In order to facilitate the availability of low-cost long-term funds, the revised MCA has the provision for debt refinancing. Under this, the concessionaire can issue bonds on the completion of one year of operations for refinancing its debt. This is expected to improve the financial viability of projects. However, there is no clarity on the duration of bonds to be issued. The new MCA also has the provision for a mid-term review of the concession agreement. It is recommended that the agreement be assessed by a review board under applicable laws at the end of 15 years from COD to undertake mitigation measures if required. According to Balasubramanian, “A mid-term review is a programmatic response on the part of the government to take care of uncertainties which are typical in a long-term contract.”
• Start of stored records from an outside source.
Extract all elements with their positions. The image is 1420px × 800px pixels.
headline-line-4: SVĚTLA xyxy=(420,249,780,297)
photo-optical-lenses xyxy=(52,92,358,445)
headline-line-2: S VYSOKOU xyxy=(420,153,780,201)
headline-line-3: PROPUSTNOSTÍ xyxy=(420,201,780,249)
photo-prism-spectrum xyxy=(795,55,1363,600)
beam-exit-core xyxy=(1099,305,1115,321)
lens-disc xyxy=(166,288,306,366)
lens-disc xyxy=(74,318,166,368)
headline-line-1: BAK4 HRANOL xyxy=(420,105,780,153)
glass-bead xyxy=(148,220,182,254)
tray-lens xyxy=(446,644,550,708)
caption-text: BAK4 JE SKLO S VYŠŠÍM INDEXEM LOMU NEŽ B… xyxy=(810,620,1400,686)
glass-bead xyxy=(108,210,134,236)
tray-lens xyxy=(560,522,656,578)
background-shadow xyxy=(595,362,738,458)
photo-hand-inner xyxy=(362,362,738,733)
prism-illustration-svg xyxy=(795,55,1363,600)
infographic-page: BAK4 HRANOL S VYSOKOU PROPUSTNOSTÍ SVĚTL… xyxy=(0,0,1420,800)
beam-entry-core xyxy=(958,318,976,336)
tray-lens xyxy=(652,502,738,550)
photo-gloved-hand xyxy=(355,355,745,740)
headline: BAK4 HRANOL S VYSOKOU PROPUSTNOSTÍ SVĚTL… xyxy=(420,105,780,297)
Meanwhile, the revised MCA has proposed the start of operations at the port even before the actual COD of the project for better utilisation of port assets. However, this will be based on specific terms and conditions with respect to the level of operations and payment to the port authority. In order to improve the utilisation rate of port assets and to raise productivity, the new MCA has specified that the concessionaire is free to deploy higher capacity equipment and facilities than those specified in the scope of work. Further, the new agreement provides the concessionaire with the option to adopt revised tariff guidelines as and when these are issued by the government. The option to adopt the new guidelines will need to be availed of within 90 days of publication in an official gazette.

The revised MCA, if implemented, will have a provision for the replacement of the approved project cost with the actual project cost with prescribed procedures for this change. At present, if the actual project cost, is higher than the estimates, the concessioning authority may increase the project cost. However, the procedure for this is not specified. Under the new agreement, the concessionaire will submit the statement of actual capital costs incurred on the project within a period of 90 days of the issue of the completion certificate. If the actual cost is more than the estimated project cost or the cost incorporated in financing plan, this increase will be referred to the independent engineer for comments on whether this increase in expenditure is reasonable. The port authority will then take a decision on approving the enhanced cost.

With the aim of ensuring a more balanced risk allocation, the revised MCA will have a provision for the approval of discounts on ceiling rates for the recovery of revenue share. At present, the revenue share is payable to ports based on gross revenue calculated as per tariff ceilings even if the concessionaire is giving discounts. It is proposed that the concessionaire be entitled to request port authorities to consider and approve discounts and pay the revenue share on the discounted tariff. The revenue from storage charges will also be excluded while computing gross revenue for the purpose of revenue sharing. According to Balasubramanian, “A clarification on the procedures for reckoning of discounts and apportioning of composite revenue between storage and non-storage, in consultation with the established procedures of the comptroller and auditor general would be useful for port trusts and investors as this could be contentious in the absence of standardisation.”

Finally, the revised agreement has proposed a few amendments to the definition of “change of law”. According to the existing MCA, a change in law excludes levies by the Tariff Authority for Major Ports (TAMP), environmental laws and labour laws, and increase in and imposition of taxes. Since these changes can affect the viability of a project, the proposed MCA allows for all changes in law, except the imposition of any new direct tax. This will help the concessionaire get compensation for all major changes in the law.


The government’s intention of revising the MCA for private projects at major ports is a welcome step. Going forward, the challenge will be to ensure that the policy implementation guidelines are robust, investor friendly and equitable. The timely adoption of this agreement will be a key factor in addressing the longstanding demands of private terminal operators as well as attract greater private participation in the sector.